While half-life does provide valuable insight into how long cannabinoids and other substances may stay in the system, it does not give a definitive answer when it comes to drug tests. You should not use the duration of a cannabinoid’s half-life to determine detectability for a drug test, as everyone responds differently to different cannabinoids. The half-life of a cannabinoid is only a clue.

This is why half-life is usually defined in the form of an expectable range of time, rather than a pre-defined period. Factors like body fat and metabolism play a major role in determining detectability for a drug test, and thus can have a significant impact on the half-life of lipophilic compounds, such as cannabinoids. Additionally, each cannabinoid has its own unique pharmacokinetic behavior, and is eliminated from the body at different rates. 
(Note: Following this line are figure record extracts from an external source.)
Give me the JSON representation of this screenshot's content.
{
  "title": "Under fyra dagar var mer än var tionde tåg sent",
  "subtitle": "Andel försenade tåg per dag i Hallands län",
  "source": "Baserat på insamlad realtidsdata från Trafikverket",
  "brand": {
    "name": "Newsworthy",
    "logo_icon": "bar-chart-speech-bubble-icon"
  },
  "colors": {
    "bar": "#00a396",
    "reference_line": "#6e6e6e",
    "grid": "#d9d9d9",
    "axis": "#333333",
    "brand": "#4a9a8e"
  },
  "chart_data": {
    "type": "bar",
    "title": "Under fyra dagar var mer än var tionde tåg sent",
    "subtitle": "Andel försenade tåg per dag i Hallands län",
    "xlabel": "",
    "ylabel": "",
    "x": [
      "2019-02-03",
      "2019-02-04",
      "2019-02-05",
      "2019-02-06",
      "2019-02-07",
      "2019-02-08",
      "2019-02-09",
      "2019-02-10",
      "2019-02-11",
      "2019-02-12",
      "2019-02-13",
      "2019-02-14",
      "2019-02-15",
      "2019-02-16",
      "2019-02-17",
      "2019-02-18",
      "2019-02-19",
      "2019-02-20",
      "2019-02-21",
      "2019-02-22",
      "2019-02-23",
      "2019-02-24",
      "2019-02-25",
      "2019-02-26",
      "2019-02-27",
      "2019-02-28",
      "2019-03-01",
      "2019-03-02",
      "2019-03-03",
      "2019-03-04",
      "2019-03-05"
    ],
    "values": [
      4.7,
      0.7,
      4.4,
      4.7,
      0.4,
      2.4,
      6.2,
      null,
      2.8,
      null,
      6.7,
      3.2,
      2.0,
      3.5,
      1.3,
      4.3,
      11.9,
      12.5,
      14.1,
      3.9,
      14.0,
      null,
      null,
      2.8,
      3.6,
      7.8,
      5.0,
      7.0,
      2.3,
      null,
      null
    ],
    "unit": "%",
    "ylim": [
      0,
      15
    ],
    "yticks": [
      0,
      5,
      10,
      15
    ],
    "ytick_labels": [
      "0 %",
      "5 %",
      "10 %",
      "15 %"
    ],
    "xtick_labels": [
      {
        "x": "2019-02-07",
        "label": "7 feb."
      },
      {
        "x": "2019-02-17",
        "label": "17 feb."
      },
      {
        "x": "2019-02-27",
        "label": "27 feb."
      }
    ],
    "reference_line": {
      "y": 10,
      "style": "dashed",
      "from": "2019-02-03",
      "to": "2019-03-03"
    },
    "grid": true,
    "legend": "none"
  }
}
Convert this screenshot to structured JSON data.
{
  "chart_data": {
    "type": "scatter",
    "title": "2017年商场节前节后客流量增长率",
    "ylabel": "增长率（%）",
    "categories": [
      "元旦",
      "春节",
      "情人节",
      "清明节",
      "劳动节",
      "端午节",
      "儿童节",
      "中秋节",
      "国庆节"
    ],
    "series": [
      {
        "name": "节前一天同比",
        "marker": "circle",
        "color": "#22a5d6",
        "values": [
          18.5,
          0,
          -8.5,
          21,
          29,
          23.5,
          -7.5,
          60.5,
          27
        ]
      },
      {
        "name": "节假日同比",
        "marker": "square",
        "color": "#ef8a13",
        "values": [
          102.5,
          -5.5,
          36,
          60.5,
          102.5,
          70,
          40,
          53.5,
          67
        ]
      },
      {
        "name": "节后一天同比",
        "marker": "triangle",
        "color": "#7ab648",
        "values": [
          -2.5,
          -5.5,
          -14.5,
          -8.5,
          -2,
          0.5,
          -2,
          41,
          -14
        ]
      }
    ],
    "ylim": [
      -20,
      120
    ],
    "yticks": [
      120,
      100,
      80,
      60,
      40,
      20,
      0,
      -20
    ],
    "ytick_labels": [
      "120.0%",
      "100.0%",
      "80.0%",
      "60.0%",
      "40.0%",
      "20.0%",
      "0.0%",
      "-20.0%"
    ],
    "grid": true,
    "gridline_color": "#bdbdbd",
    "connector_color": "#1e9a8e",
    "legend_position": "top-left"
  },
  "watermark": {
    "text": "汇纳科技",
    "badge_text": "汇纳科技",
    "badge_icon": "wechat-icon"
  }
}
What Is The Half-Life of CBD and THC?

Cannabidiol (CBD) has a half-life of 18-32 hours, but can remain in the system for around 2 to 5 days. Meanwhile, delta-9-tetrahydrocannabinol (d9-THC) has a half-life that can last up to 120 hours in frequent users, and is detectable in the system for up to approximately 30 days. Other cannabinoids, especially phytocannabinoids like CBG, CBC, CBN, or D8-THC, have not yet had much definitive research on their half-lives, but they are likely to fall within a similar range as CBD and THC.

Compounding factors like dose, frequency of use, method of consumption, body fat, and your metabolic rate may affect the half-life of cannabinoids, but knowledge of the mechanisms behind these forces will better prepare you to navigate their hazards. Hopefully by the end of this article you have learned everything you need to know to understanding the importance of a cannabinoid’s half-life.